Num pequeno estado insular e arquipelágico defender a independência nacional, garantir a unidade e preservar a identidade nacional cabo-verdiana (CRCV) obriga a que questões como nacionalidade, mobilidade e capacidade eleitoral de estrangeiros sejam devidamente ponderados. Para os governantes ilhéus a velha máxima de que interesses e não sentimentos devem guiar a política externa dos países tem uma pertinência maior e não deve ser esquecida. Um exemplo eloquente disso é a relação com a Guiné-Bissau. Depois da independência passou a ser construída com base em equívocos de vária natureza e o resultado é que nunca desenvolveu o potencial que eventualmente poderia ter caso interesses económicos fossem preponderantes e constituíssem a base de relações nos diferentes níveis. Na recente tentativa de aproximação dos dois países sentimentos equivocados parecem estar a sobrepor-se outra vez e isso não augura nada de bom.
À serenidade na governação deve juntar-se o rigor na comunicação e na relação institucional por forma a manter confiança, elevar o debate público e conjugar responsabilização com transparência na gestão da coisa pública. A insistência no erro mesmo quando os seus custos são visíveis a olho nu como aconteceu no caso TACV/CVA funciona em sentido contrário. Nestes tempos de incerteza, de escassez de recursos e de maior sensibilidade quanto às opções na aplicação dos mesmos, a imagem de rigor dos governantes é essencial para manter viva a vontade de engajamento para ultrapassar a situação actual e o espírito de solidariedade intergeracional necessária para assumir os custos correspondentes. Em matéria, por exemplo, dos fundos disponibilizados pelo INPS para financiar políticas de layoff do governo não deve haver dúvidas que o Estado fará a sua devolução, não deixando para estudos futuros uma decisão nessa matéria. Não se pode ficar simplesmente por parafrasear o “Whatever it takes” usado por Mario Draghi para salvar o euro e dizer que o governo vai “garantir em qualquer circunstância a sustentabilidade do sistema de segurança social”. Há que agir em conformidade, como fez o “super” Mario no Banco Europeu, e com isso reinará a tranquilidade.

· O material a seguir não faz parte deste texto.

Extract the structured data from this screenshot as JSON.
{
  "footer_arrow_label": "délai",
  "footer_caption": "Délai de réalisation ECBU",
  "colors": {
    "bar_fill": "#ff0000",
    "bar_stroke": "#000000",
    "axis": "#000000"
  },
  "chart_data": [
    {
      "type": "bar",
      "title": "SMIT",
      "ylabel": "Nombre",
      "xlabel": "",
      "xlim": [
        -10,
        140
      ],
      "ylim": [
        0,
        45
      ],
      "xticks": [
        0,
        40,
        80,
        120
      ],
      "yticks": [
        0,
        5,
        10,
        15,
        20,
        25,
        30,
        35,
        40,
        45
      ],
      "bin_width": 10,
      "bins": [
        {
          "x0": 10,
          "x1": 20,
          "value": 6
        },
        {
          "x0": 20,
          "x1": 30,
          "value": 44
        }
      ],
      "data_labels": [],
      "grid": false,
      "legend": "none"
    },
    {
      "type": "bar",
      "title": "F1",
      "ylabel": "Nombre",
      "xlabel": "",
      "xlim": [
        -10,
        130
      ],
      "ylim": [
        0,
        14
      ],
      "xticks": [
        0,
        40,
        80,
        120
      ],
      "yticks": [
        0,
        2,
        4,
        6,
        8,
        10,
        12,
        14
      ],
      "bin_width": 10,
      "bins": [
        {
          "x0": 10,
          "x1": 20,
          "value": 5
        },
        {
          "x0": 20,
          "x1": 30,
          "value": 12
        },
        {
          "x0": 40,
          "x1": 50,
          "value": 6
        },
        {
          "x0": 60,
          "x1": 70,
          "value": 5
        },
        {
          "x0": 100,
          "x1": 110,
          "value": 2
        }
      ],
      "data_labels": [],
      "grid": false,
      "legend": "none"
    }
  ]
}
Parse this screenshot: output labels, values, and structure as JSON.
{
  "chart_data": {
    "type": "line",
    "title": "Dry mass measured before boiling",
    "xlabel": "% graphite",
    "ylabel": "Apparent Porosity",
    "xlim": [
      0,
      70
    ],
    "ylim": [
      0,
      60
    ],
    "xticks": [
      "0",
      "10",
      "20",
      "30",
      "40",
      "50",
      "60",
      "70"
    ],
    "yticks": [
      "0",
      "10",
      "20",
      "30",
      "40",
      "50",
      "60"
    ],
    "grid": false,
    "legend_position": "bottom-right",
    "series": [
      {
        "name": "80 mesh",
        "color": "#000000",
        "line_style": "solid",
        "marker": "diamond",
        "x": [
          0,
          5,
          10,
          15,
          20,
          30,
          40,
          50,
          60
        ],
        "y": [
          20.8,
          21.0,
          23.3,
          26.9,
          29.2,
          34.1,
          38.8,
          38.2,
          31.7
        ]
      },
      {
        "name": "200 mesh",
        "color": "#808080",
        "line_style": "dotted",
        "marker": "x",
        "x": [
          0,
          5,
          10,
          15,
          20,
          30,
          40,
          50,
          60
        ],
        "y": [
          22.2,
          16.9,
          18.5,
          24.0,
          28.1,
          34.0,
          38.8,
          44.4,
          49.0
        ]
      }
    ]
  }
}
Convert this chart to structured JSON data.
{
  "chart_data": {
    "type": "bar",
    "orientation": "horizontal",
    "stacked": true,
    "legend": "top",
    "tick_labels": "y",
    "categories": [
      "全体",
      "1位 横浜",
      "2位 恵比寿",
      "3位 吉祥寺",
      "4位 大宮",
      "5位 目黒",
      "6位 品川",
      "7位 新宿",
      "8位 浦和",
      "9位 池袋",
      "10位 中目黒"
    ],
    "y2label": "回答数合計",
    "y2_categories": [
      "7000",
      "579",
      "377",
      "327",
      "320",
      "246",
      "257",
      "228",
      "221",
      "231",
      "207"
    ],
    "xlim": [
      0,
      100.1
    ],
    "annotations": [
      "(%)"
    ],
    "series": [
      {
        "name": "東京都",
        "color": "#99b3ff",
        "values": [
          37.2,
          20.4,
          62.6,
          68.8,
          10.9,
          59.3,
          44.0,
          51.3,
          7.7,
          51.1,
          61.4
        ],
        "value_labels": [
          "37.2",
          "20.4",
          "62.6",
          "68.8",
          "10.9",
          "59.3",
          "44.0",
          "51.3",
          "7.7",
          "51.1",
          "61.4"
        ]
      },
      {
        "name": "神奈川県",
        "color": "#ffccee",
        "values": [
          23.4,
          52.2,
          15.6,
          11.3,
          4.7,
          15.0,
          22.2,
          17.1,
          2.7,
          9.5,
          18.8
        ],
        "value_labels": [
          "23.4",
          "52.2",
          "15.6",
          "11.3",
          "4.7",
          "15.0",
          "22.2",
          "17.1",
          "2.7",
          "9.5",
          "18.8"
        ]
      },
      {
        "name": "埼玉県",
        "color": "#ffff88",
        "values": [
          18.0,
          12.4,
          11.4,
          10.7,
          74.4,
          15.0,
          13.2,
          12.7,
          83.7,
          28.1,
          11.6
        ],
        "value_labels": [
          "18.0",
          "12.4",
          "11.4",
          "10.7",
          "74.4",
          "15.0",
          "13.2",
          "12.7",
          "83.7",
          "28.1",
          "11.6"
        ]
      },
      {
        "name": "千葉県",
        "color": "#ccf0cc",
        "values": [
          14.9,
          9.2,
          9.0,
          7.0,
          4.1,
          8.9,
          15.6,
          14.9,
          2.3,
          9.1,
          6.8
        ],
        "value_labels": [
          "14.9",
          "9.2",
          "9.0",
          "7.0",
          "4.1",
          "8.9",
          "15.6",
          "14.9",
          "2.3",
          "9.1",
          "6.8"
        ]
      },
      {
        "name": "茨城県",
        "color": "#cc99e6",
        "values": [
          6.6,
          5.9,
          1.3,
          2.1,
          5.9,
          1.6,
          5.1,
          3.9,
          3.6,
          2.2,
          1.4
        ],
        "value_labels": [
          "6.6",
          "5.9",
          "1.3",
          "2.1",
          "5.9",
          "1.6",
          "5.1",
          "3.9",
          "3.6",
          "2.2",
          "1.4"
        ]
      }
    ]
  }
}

A pandemia da covid-19, além de expor insuficiências várias nos sistemas de saúde e de solidariedade social em quase todo o mundo, veio revelar ainda como em muitos aspectos está-se a viver para o curto prazo, sem uma perspectiva de futuro e sem um sentido de solidariedade para com os outros. O fenómeno parece abarcar os políticos em campanha permanente para fixar eleitorado, operadores económicos focados na maximização dos lucros e descurando a responsabilidade social e os próprios indivíduos centrados em si próprios e sem uma apreciação adequada do que muito que se tem por garantido depende da prestação efectiva e tempestiva de outros. Ultrapassar a situação é fundamental para se evitar que num futuro mais ou menos próximo se venha a enfrentar casos similares à covid-19 que já produziu mais de quatro milhões de mortos e cerca de duzentos milhões de gente contaminada, muitos sem qualquer defesa.
Mesmo com todos os defeitos, ainda é a democracia que melhor cria o ambiente para se encontrar a saída. Baseada no debate comunitário, a democracia concentra-se, como bem disse alguém, no que pode unir e dar razões de esperança em vez de se focar no que pode separar e dar razões de queixa. A pandemia e as ameaças que espreitam mais à frente vieram trazer mais razões para potenciar essas qualidades. Há que aproveitar a crise para fazer o melhor nesse sentido e não deixar que a política de espectáculo e da campanha permanente arruíne o futuro que pode ser construído a partir de hoje.
Humberto Cardoso
Texto originalmente publicado na edição impressa do Expresso das Ilhas nº 1024 de 14 de Julho de 2021.